Как раз в это время, минут за шесть до знаменитого моста, тихий и безмолвный коридор внезапно ожил. Красавица-турчанка, захватив маленький ручной саквояжик, проследовала, оставляя слабый и сладкий запах приторных восточных духов, в далекую уборную. Она шла стройной, крепкой, но легчайшей походкой, похожей на балетные или акробатические прыжки. Ночной халатик, заменивший чадру, подчеркивал худобу ее необычайного тела, гибкого и мускулистого не по-женски. Затылок — не отвратительный бритый затылок современных бубикопфов, где синева бритых волос затмевает синеву малокровной кожи, — а самый поэтический затылок с небольшим колечком золотистого локона, с милым наклоном к шее, с прелестным девичьим желобком, пушистым, если приглядеться к нему, как хвостик новорождённой пумы.

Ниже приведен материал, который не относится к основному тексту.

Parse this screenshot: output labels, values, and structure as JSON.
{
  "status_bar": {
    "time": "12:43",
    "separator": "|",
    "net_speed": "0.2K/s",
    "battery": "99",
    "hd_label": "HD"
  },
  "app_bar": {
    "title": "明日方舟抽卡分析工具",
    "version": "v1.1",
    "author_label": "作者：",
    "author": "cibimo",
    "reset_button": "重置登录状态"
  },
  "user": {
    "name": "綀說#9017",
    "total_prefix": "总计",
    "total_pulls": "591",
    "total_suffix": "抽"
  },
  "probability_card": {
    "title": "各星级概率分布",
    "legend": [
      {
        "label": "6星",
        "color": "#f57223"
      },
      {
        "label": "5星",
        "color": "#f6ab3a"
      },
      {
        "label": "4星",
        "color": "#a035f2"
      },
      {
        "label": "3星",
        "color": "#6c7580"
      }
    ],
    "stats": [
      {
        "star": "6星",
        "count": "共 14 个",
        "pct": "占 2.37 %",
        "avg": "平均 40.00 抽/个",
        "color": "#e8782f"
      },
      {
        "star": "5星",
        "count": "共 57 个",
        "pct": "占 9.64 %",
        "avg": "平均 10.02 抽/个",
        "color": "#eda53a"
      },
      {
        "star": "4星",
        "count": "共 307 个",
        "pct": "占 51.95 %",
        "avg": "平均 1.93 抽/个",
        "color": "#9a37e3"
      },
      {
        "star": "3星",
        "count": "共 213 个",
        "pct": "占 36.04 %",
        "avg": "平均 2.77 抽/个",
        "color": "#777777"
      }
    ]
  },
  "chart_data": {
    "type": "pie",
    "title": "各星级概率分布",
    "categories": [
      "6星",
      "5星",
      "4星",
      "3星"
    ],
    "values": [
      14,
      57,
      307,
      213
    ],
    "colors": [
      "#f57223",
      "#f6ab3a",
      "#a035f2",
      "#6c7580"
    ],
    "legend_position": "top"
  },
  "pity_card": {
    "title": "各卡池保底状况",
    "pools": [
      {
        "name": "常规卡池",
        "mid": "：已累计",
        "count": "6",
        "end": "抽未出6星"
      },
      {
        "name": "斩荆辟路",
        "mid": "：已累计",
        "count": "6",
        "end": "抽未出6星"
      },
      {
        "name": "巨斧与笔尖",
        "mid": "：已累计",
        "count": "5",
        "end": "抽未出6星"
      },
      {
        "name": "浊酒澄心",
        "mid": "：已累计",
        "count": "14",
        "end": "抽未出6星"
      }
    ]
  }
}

Впрочем, автор несамостоятелен. Он только взглянул на дело глазами сентиментального Боба Друка, намеревавшегося проследить желобок под самым воротом халатика, — обстоятельство, доведшее его до дверей уборной и помешавшее ему заметить кое-что другое, случившееся в коридоре. Надо сказать правду: на этот раз и Сорроу проморгал это «кое-что другое». Взбешенный неустойчивостью парня, которому союз Месс-Менд доверил крупное дело, Сорроу на цыпочках шмыгнул за Бобом и поймал его у дверей захлопнувшейся уборной.
— Дурень! — произнес Сорроу, супя брови. — Когда-нибудь вылечишься ты от женской болезни?
— Помалкивай, — промямлил Боб. — Я обследую одну половину майора. Бери себе, коли хочешь, другую половину — и дело с концом.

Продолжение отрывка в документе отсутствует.